Because RAGs are simply a list of vectors and a similarity search with some vari...

disgruntledphd2 · on Oct 31, 2024

Yeah, I'm coming to believe that this is a much, much, much harder problem than it looks. Getting it running is pretty easy, but actually tuning the results to make them better is tricky, especially if you're not a domain expert in the area you're working on.

Evals seem like a solution, but they're very tied to specific examples, so it looks like that might be most of the issue in getting this to work, as with a good set of evals, one can actually measure performance and test out different approaches.
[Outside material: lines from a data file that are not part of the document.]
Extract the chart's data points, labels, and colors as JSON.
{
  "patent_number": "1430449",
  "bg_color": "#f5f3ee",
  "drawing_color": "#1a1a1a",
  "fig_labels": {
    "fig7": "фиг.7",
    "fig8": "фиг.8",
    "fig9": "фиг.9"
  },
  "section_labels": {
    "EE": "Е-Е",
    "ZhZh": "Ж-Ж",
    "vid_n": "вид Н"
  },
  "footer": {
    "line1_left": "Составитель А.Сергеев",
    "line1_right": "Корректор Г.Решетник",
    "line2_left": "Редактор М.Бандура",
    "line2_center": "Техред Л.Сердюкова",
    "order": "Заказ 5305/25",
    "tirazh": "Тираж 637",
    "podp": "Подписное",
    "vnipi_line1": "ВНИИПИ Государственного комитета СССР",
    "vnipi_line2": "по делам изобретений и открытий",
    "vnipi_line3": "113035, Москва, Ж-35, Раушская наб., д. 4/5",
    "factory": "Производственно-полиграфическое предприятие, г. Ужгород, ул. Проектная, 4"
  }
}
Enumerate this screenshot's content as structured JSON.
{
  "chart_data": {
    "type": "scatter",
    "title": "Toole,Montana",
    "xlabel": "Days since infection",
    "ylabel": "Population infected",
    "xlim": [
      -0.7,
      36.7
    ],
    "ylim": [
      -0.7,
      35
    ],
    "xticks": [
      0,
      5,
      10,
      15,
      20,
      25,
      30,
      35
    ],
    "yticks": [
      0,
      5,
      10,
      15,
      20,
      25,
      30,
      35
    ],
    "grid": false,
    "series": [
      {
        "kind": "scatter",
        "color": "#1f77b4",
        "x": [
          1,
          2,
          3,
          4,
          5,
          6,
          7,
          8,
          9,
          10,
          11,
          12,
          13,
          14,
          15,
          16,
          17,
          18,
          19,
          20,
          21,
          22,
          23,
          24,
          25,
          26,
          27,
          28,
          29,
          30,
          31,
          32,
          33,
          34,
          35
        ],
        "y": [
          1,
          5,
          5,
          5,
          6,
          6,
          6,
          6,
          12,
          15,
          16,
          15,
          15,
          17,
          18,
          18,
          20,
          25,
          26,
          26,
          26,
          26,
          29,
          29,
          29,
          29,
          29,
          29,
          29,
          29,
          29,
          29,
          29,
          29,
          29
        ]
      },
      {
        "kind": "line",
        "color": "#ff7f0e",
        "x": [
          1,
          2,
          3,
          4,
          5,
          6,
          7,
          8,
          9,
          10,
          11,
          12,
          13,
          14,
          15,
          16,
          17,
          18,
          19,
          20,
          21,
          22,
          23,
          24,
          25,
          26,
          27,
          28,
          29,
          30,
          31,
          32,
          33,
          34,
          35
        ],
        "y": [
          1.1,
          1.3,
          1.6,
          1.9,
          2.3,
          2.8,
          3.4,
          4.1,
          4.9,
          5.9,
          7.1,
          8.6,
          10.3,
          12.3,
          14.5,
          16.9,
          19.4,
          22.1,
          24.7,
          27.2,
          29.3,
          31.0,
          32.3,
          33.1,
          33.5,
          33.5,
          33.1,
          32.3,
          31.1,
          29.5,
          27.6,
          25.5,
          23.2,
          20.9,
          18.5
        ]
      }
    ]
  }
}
Embedding also seems to be a bit of a dark art in that every tutorial uses something small, but I haven't seen a lot of work on comparing the performance of particular embeddings for domain specific tasks.

bronco21016 · on Nov 2, 2024

This was our experience trying to deploy a knowledge base for our Org.

You have to get the domain experts to help you build evals and you need a good pipeline for testing the LLM against those as you make changes. We were never able to get there before the project was killed. Our use-case was potentially giving career altering legal advice and we only made it to roughly 80% accuracy from our very informal eval. The domain experts wanted nothing to do with actually helping build the tool. Their idea of "testing" was asking 3 softball questions and saying "yea, it's good to go".

I think on a personal level you could probably get a usable tool that works well enough most of the time. But for anything going to production where people actually depend on it, this isn't an easy problem to solve. Although, I do think its doable.